How Obama Is Heeding the Lessons of Martin Luther King Jr

Barack Obama has always seen himself as a member of the “Joshua generation” in the fight for civil rights in America, one who paid tribute and offered respect to the “Moses generation” but wasn’t there when his elders were fighting those tough battles against Jim Crow and segregation and racism. Given the obvious generational differences, perhaps it wasn’t surprising that Obama and the civil-rights establishment were not an immediate fit when he declared his candidacy in 2007. Pillars of the movement, such as John Lewis, Vernon Jordan, and Andrew Young, were slow to embrace the young senator—who was only 6 years old when Martin Luther King Jr. was assassinated.

But as the capital prepares for the commemoration later this month of the 50th anniversary of King’s historic March on Washington, the president has revealed an unmistakable appreciation of the civil-right icon’s motivations. That came through this week in a little-noticed segment of Obama’s interview with The New York Times. The president drew a direct line between his economic policies, his belief that growing income inequality is threatening the American Dream, and the jobs crusade that King was mounting in his final days.

“When you think about the coalition that brought about civil rights, it wasn’t just the folks who believed in racial equality,” Obama said. “It was people who believed in working folks having a fair shot. It was Walter Reuther and the UAW coming down here because they understood that if there are some workers who are not getting a fair deal, then ultimately that’s going to undercut their [own] ability to get a fair deal.” The point, he stressed, “is that America has always worked better when everybody has a chance to succeed.”

Aides say the president has been heavily influenced by the writings of Harvard’s Robert Putnam, who has argued that class issues are more daunting today than race issues. In the interview, he cited Putnam’s theories on growing inequality, something Obama believes has been made worse by the recession. “Everything I am proposing and everything I will be proposing over the next three years goes right at that issue,” said Obama in the interview. He added, “And racial tensions won’t get better; they may get worse, because people will feel as if they’ve got to compete with some other group to get scraps from a shrinking pot.”

Noting the Trayvon Martin verdict has provoked another national conversation about race, Obama said the true debate should be about jobs, suggesting that would be in the tradition of King. It has been widely reported that soon after becoming president, Obama placed a bust of King in the Oval Office. But less well-known is that he imported something else: a framed original of the program from the 1963 March on Washington, now on his bookshelf. “I always remind people,” he told The Times, “that was a march for jobs and justice, that there was a massive economic component to that.”
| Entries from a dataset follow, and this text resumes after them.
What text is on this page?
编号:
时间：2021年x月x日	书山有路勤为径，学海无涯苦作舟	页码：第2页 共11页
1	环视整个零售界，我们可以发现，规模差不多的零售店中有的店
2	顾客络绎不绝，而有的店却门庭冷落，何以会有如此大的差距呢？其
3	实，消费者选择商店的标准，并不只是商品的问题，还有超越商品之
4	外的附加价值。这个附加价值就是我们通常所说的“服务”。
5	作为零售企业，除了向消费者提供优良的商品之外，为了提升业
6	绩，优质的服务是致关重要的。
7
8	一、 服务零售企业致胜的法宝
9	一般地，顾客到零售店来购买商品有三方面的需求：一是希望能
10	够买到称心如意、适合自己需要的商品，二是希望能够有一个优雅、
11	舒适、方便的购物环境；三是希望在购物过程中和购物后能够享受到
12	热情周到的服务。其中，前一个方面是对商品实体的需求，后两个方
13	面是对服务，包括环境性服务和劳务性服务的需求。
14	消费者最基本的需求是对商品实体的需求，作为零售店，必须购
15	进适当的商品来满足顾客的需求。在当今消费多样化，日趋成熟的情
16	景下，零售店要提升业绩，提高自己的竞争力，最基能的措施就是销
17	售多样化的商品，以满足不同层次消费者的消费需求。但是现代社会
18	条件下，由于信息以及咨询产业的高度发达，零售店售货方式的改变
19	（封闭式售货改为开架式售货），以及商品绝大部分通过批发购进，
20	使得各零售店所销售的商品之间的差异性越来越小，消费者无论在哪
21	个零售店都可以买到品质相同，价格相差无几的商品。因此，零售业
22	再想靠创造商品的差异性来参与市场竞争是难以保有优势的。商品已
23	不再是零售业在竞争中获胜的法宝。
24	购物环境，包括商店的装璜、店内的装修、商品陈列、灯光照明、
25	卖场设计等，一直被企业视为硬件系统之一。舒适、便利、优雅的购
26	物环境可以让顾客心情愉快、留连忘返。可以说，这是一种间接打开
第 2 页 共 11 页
The linkage is welcomed by today’s civil-rights establishment, leaders troubled by the stubbornness of the recession in the African-American community but encouraged by the latest White House moves. They read that Times interview and they listened to Obama’s jobs speech in Galesburg, Ill., and they liked what they saw and heard. It wasn’t that the president outlined any new proposals—he didn’t. It was that he talked openly about what he called in his speech “this growing inequality” and declared, “Reversing these trends has to be Washington’s highest priority.” These are words many civil-rights leaders had wanted to hear in his second Inaugural Address and his State of the Union speech this year.

And the movement leaders underscored the jobs and justice connection when 17 of them—representing groups including the NAACP, the Leadership Conference on Civil Rights, and the National Council of La Raza—came to the White House on Tuesday. Ostensibly, they were there to talk about the Supreme Court’s evisceration of the Voting Rights Act. But with black unemployment at an unacceptable 14.3 percent, first they wanted to talk about jobs.

“That’s how we began our meeting,” said Wade Henderson, 65, president and CEO of the Leadership Conference on Civil Rights. Jobs, he stressed, “are a civil- and human-rights issue, and we are so glad the president lifted up that topic for future conversation.” Roslyn Brock, chairman of the NAACP’s board of directors, told National Journal, “We applauded the president and his understanding that ... living-wage jobs is a civil right for all Americans.”

Barbara Arnwine, president and executive director of the Lawyers’ Committee for Civil Rights Under Law, said the president is responding to a crisis in the minority community. “People have just lost their class status. They have gone from middle class to poor,” she said passionately. “It is a civil right. If you don’t have a job, who are you?”

Arnwine sees the president’s recent comments as pointing the way to second-term policies that will attack economic inequalities with more vigor than he did in the first term. “On the 50th anniversary of the March on Washington, remember that a big focus of that march in 1963 was on jobs,” she said. “And, today, here we are again.” As a self-described Joshua trying to carry on Moses’ work, the president faces the challenge of tackling growing economic inequalities, to provide hope to the hard-hit African-American community while also demonstrating to struggling whites—many of whom did not support him in last year’s election—that they, too, will benefit from policies that lift them into the middle class.